Ex-deputado e ex-presidente da Assembleia Legislativa de Rondônia foi condenado por associação criminosa, lavagem de dinheiro e 43 ocorrências de peculato...
O Supremo Tribunal Federal (STF) restabeleceu a condenação do ex-deputado estadual e ex-presidente da Assembleia Legislativa de Rondônia Maurão de Carvalho a 14 anos, 7 meses e 20 dias de prisão por crimes relacionados à Operação Dominó.

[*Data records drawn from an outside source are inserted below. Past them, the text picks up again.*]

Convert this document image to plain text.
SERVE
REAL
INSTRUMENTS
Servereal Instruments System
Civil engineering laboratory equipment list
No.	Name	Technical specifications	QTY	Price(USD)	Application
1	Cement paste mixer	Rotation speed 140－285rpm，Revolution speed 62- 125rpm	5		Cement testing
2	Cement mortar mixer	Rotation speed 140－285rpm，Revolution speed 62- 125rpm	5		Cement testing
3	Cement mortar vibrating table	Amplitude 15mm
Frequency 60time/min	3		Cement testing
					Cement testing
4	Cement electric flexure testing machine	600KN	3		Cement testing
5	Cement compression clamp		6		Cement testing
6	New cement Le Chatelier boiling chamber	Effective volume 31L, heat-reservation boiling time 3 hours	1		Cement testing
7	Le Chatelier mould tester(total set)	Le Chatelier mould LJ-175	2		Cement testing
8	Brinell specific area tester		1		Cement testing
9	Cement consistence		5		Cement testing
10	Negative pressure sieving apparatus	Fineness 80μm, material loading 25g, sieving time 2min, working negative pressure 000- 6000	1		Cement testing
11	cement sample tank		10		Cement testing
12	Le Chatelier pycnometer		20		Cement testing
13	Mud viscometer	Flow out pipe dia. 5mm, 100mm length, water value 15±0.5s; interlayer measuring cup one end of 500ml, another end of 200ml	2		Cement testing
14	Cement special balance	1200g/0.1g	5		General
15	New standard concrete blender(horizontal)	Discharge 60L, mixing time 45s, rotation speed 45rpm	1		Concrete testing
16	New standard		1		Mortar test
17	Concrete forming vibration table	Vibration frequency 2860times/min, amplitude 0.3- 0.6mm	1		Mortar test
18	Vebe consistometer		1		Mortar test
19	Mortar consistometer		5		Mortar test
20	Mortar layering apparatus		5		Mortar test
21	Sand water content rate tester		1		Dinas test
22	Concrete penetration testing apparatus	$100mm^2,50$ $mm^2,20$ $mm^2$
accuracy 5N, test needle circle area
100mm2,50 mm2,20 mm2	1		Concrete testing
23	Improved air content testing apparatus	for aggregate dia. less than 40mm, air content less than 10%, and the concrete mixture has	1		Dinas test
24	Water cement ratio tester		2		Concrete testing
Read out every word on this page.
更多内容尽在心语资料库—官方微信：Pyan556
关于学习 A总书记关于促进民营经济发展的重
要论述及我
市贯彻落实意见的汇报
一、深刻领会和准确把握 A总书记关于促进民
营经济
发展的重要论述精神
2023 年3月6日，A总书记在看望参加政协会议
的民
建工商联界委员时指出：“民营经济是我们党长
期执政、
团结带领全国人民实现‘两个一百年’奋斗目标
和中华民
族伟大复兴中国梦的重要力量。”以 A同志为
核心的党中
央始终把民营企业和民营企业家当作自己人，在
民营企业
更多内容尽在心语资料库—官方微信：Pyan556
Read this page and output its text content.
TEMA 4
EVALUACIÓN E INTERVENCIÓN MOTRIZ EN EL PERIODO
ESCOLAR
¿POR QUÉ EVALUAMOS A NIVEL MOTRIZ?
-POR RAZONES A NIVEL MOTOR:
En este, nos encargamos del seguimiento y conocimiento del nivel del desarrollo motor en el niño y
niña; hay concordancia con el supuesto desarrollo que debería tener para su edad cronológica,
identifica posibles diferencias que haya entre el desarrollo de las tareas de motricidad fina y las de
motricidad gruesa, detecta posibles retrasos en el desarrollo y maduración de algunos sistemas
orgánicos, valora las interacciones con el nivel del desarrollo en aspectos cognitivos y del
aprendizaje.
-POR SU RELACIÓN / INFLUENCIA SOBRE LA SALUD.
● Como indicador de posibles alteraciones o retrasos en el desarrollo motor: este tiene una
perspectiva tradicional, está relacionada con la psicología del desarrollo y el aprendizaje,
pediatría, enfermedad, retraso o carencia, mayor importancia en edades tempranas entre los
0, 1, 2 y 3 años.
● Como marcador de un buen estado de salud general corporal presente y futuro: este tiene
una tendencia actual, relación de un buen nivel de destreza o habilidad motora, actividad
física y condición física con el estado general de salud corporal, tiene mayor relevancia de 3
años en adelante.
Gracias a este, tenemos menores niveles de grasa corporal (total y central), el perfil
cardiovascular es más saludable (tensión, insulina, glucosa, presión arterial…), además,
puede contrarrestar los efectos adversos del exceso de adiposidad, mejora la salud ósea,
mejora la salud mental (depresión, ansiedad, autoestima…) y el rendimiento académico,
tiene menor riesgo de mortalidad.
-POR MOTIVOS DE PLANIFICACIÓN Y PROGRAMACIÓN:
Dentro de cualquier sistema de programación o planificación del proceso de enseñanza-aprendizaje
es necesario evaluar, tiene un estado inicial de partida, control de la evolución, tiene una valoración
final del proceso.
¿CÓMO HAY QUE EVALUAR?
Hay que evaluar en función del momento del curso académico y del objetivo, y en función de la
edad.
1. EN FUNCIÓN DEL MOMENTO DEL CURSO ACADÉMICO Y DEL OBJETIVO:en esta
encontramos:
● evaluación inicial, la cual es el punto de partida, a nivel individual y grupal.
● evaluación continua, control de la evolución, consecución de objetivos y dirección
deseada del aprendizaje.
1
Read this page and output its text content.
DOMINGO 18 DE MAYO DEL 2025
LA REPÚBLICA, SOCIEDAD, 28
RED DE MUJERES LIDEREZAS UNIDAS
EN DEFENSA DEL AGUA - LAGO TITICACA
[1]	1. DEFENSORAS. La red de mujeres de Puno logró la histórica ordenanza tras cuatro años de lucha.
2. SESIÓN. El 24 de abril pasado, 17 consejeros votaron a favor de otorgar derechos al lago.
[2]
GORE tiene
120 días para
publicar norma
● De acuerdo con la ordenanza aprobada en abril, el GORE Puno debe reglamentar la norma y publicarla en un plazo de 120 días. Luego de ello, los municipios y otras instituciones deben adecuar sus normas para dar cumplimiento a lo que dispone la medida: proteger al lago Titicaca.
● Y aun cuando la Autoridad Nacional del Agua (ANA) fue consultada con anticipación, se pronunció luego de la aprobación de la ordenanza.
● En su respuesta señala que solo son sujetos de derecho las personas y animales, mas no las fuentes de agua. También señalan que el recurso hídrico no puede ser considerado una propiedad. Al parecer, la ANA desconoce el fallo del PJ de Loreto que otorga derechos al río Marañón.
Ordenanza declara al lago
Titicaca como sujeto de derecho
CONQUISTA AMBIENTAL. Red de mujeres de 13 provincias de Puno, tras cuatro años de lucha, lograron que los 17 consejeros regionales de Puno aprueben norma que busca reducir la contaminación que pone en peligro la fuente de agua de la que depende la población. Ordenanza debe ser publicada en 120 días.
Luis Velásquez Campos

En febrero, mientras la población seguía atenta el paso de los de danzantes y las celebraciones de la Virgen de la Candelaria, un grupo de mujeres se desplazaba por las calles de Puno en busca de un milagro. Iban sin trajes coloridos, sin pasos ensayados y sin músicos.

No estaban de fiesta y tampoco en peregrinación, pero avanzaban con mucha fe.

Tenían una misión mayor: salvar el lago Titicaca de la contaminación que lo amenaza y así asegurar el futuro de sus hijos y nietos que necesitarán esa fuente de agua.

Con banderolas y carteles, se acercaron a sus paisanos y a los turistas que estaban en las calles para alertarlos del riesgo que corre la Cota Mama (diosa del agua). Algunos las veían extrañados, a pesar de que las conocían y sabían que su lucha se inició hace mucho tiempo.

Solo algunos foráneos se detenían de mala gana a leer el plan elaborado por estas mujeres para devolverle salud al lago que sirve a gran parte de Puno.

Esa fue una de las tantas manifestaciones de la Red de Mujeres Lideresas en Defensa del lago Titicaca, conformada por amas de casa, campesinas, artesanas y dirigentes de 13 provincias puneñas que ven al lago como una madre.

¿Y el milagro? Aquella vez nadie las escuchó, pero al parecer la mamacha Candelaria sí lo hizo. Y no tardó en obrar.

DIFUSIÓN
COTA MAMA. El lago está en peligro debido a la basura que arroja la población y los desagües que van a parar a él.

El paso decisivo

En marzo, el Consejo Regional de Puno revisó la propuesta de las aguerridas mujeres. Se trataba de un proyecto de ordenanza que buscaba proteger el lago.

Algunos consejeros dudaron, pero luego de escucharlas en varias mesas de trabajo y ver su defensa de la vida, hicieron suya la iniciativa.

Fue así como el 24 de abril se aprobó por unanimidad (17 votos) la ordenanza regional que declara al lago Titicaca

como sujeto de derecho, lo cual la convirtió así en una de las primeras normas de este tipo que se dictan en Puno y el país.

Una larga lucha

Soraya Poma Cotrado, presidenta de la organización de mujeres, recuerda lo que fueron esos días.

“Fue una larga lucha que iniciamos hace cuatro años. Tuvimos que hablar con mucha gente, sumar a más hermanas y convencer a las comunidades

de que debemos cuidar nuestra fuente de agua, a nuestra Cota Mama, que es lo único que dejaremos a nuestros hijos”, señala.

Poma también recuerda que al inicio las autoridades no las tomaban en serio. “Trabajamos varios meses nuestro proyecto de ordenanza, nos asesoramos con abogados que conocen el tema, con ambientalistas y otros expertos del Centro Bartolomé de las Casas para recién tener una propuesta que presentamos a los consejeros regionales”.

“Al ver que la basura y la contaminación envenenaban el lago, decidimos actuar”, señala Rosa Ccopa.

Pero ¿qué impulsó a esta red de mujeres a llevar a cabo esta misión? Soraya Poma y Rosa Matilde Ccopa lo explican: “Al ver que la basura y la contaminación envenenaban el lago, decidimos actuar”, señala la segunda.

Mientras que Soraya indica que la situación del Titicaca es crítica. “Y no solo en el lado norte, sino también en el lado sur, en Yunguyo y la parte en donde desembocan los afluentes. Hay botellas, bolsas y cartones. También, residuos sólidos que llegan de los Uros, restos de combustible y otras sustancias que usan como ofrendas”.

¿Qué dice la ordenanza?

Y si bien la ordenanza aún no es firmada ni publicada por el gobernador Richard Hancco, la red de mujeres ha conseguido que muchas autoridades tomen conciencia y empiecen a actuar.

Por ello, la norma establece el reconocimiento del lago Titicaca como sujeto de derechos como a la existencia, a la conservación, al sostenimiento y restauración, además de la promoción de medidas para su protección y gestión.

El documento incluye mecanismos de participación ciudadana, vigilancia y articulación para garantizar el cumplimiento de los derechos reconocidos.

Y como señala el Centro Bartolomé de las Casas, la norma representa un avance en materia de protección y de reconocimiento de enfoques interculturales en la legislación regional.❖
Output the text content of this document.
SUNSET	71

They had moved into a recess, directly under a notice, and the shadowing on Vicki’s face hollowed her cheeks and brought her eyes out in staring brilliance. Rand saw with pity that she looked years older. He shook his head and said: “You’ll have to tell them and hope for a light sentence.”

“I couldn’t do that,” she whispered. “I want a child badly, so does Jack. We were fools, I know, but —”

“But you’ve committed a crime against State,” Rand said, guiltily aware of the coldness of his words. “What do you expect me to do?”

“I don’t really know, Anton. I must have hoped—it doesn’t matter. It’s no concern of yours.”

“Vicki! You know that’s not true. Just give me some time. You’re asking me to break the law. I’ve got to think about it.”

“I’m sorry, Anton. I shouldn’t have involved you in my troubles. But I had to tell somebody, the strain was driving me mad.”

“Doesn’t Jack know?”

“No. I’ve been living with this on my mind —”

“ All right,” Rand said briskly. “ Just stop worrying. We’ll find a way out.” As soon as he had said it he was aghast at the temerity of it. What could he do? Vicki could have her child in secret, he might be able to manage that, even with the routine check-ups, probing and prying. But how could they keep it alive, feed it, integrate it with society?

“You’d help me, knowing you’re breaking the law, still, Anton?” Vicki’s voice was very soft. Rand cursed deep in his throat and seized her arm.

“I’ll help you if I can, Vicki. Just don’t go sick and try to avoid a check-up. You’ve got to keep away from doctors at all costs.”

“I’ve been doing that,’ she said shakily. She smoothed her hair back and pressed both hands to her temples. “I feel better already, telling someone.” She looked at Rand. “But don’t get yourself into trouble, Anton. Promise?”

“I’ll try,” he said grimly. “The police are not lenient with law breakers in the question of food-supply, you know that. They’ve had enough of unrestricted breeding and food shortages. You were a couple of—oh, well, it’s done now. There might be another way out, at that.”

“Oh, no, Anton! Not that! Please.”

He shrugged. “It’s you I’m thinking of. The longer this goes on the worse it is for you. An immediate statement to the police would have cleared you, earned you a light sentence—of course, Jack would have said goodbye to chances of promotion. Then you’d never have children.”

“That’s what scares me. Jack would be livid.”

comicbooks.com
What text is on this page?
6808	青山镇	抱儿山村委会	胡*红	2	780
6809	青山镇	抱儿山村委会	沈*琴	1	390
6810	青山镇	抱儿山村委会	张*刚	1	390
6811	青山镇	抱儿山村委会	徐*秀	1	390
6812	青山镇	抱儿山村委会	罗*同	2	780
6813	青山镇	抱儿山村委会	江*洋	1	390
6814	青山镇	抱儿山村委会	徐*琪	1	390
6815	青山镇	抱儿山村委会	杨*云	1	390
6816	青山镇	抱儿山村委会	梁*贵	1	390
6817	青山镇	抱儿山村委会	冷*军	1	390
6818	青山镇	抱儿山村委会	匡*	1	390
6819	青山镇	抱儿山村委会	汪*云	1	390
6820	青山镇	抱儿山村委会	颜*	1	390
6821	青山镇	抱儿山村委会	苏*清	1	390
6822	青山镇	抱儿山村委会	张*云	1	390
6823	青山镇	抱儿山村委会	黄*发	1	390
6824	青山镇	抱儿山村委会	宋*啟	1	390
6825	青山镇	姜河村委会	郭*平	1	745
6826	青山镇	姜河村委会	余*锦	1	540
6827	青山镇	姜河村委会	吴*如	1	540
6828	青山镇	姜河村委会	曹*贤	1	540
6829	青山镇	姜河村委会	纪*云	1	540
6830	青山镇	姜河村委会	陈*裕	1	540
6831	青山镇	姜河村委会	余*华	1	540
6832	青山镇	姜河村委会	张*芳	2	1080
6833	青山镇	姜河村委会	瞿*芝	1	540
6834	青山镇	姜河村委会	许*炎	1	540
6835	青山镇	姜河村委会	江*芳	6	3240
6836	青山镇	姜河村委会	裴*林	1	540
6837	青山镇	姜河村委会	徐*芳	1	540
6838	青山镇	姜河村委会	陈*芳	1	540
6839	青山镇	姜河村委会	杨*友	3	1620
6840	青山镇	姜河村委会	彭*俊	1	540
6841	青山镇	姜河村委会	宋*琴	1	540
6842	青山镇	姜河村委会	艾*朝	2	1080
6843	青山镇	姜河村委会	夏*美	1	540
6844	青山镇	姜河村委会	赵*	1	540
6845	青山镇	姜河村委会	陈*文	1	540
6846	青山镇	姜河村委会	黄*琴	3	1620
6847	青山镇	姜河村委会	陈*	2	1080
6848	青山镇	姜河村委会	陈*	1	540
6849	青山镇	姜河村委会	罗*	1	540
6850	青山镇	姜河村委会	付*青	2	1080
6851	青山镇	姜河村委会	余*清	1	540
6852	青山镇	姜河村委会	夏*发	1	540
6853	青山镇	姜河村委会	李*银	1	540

A decisão foi proferida na quinta-feira (10) após recurso apresentado pelo Ministério Público de Rondônia (MPRO).
Maurão de Carvalho foi condenado em 2019 pelo Tribunal Pleno do Tribunal de Justiça de Rondônia (TJRO) pelos crimes de associação criminosa, lavagem de dinheiro e 43 ocorrências de peculato, praticados entre 2004 e 2005. Além da pena de reclusão, foram estabelecidos 583 dias-multa.
Após a condenação, a defesa apresentou habeas corpus ao Superior Tribunal de Justiça (STJ), alegando que o Tribunal Pleno não teria competência interna para processar e julgar o caso e que a matéria deveria ter sido analisada pelas Câmaras Reunidas Especiais.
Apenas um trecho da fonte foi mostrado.